Founder, EasyPOC
How to Prepare for a CMS Nursing Home Survey: 30-Day Checklist
Every Medicare- and Medicaid-certified skilled nursing facility undergoes an annual recertification survey conducted by the State Survey Agency on behalf of CMS. The survey is unannounced and typically arrives within a window keyed to the facility's prior survey date. [VERIFY: confirm the standard re-certification survey window language — whether to state "within roughly twelve months of the prior survey" or to leave it qualitative.] What is not unannounced is the fact that the window is approaching. Every administrator and DON in the country can look at the calendar and know, within a reasonable range of weeks, when their survey team is most likely to walk through the front door.
Despite that, most facilities still treat the four weeks before survey season as a scramble. Charts get pulled and audited late into the evening. Staff in-services that have been overdue get run twice in three days. Maintenance fixes a list of items that had been on a punch list for months. None of that is wrong, but none of it produces lasting compliance — and a surveyor walking through a hallway can usually tell, within an hour, whether the facility's strong showing is the result of a sustained program or a thirty-day push.

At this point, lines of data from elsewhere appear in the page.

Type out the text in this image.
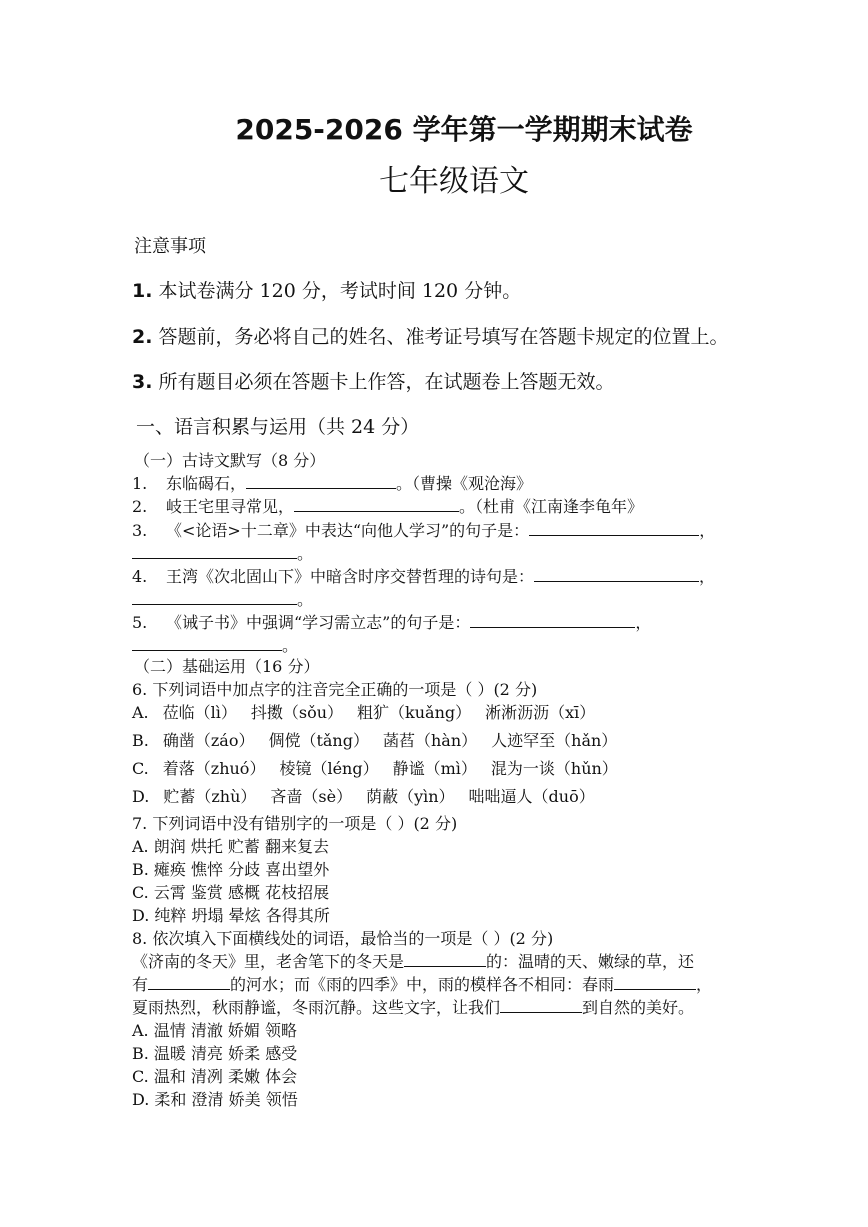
2025-2026 学年第一学期期末试卷
七年级语文
注意事项
1. 本试卷满分 120 分，考试时间 120 分钟。
2. 答题前，务必将自己的姓名、准考证号填写在答题卡规定的位置上。
3. 所有题目必须在答题卡上作答，在试题卷上答题无效。
一、语言积累与运用（共 24 分）
（一）古诗文默写（8 分）
1. 东临碣石，	。（曹操《观沧海》
2. 岐王宅里寻常见，	。（杜甫《江南逢李龟年》
3. 《<论语>十二章》中表达“向他人学习”的句子是：	，
。
4. 王湾《次北固山下》中暗含时序交替哲理的诗句是：	，
。
5. 《诫子书》中强调“学习需立志”的句子是：	，
。
（二）基础运用（16 分）
6. 下列词语中加点字的注音完全正确的一项是（ ）(2 分)
A. 莅临（lì） 抖擞（sǒu） 粗犷（kuǎng） 淅淅沥沥（xī）
B. 确凿（záo） 倜傥（tǎng） 菡萏（hàn） 人迹罕至（hǎn）
C. 着落（zhuó） 棱镜（léng） 静谧（mì） 混为一谈（hǔn）
D. 贮蓄（zhù） 吝啬（sè） 荫蔽（yìn） 咄咄逼人（duō）
7. 下列词语中没有错别字的一项是（ ）(2 分)
A. 朗润 烘托 贮蓄 翻来复去
B. 瘫痪 憔悴 分歧 喜出望外
C. 云霄 鉴赏 感概 花枝招展
D. 纯粹 坍塌 晕炫 各得其所
8. 依次填入下面横线处的词语，最恰当的一项是（ ）(2 分)
《济南的冬天》里，老舍笔下的冬天是	的：温晴的天、嫩绿的草，还
有	的河水；而《雨的四季》中，雨的模样各不相同：春雨	，
夏雨热烈，秋雨静谧，冬雨沉静。这些文字，让我们	到自然的美好。
A. 温情 清澈 娇媚 领略
B. 温暖 清亮 娇柔 感受
C. 温和 清冽 柔嫩 体会
D. 柔和 澄清 娇美 领悟
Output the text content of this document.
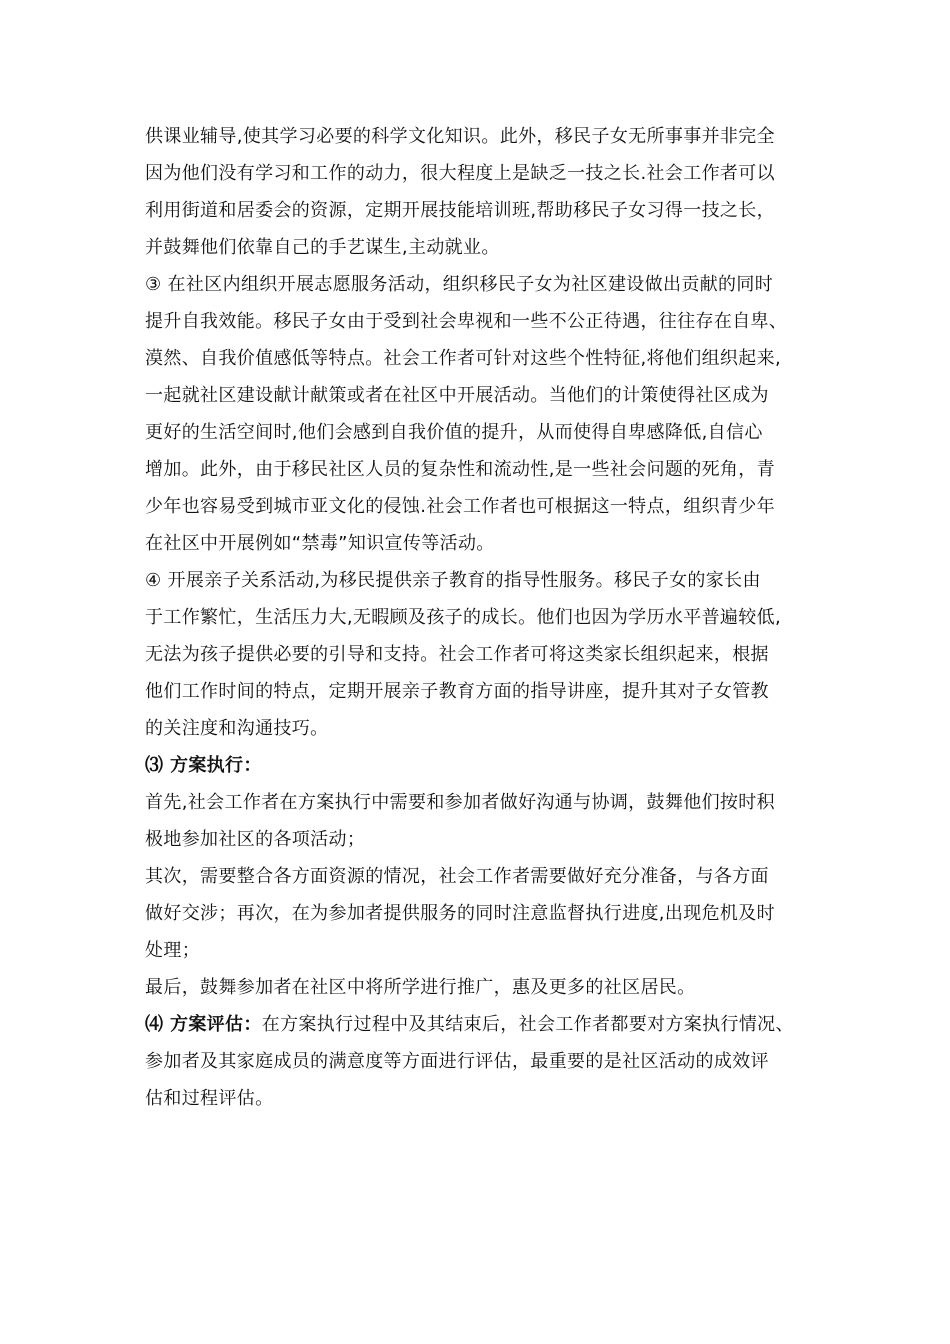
供课业辅导,使其学习必要的科学文化知识。此外，移民子女无所事事并非完全
因为他们没有学习和工作的动力，很大程度上是缺乏一技之长.社会工作者可以
利用街道和居委会的资源，定期开展技能培训班,帮助移民子女习得一技之长，
并鼓舞他们依靠自己的手艺谋生,主动就业。
③ 在社区内组织开展志愿服务活动，组织移民子女为社区建设做出贡献的同时
提升自我效能。移民子女由于受到社会卑视和一些不公正待遇，往往存在自卑、
漠然、自我价值感低等特点。社会工作者可针对这些个性特征,将他们组织起来,
一起就社区建设献计献策或者在社区中开展活动。当他们的计策使得社区成为
更好的生活空间时,他们会感到自我价值的提升，从而使得自卑感降低,自信心
增加。此外，由于移民社区人员的复杂性和流动性,是一些社会问题的死角，青
少年也容易受到城市亚文化的侵蚀.社会工作者也可根据这一特点，组织青少年
在社区中开展例如“禁毒”知识宣传等活动。
④ 开展亲子关系活动,为移民提供亲子教育的指导性服务。移民子女的家长由
于工作繁忙，生活压力大,无暇顾及孩子的成长。他们也因为学历水平普遍较低,
无法为孩子提供必要的引导和支持。社会工作者可将这类家长组织起来，根据
他们工作时间的特点，定期开展亲子教育方面的指导讲座，提升其对子女管教
的关注度和沟通技巧。
⑶ 方案执行：
首先,社会工作者在方案执行中需要和参加者做好沟通与协调，鼓舞他们按时积
极地参加社区的各项活动；
其次，需要整合各方面资源的情况，社会工作者需要做好充分准备，与各方面
做好交涉；再次，在为参加者提供服务的同时注意监督执行进度,出现危机及时
处理；
最后，鼓舞参加者在社区中将所学进行推广，惠及更多的社区居民。
⑷ 方案评估：在方案执行过程中及其结束后，社会工作者都要对方案执行情况、
参加者及其家庭成员的满意度等方面进行评估，最重要的是社区活动的成效评
估和过程评估。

This checklist is built for the second case becoming the first. It is a 30-day countdown structured into three buckets — thirty days out, two weeks out, and the week of — with prep items grounded in the focus areas surveyors consistently return to. None of it is novel. All of it is the work that tends to slide.
Why Proactive Prep Beats the Last-Minute Push
The deeper problem with a thirty-day scramble is that it optimizes for the wrong thing. It optimizes for the documents and the physical plant — the things you can fix in a week — while leaving the actual care practices on the unit largely unchanged. Surveyors observe care delivery. They watch hand hygiene during med pass. They sit at the nurses' station and listen. They ask a CNA to walk them through how a specific resident's care plan addresses an identified need. The questions are designed to surface the gap between what is written and what is done. A thirty-day push has almost no purchase on that gap.
Proactive prep is, in a phrase, the work of making the documents true. The thirty-day window is then used to verify and tune, not to manufacture. The checklist below assumes that framing.
30 Days Out: Pull Your Own Data
The first move is to look at yourself the way a surveyor will. That starts with your facility's prior CMS 2567 reports. Pull every Statement of Deficiencies issued in the last survey cycle — the annual recertification, any complaint investigations, any focused infection control surveys, any substantiated complaints. Lay them out and identify the patterns. Which F-Tags have repeated? Which units or shifts were involved? Were any cited at higher severity?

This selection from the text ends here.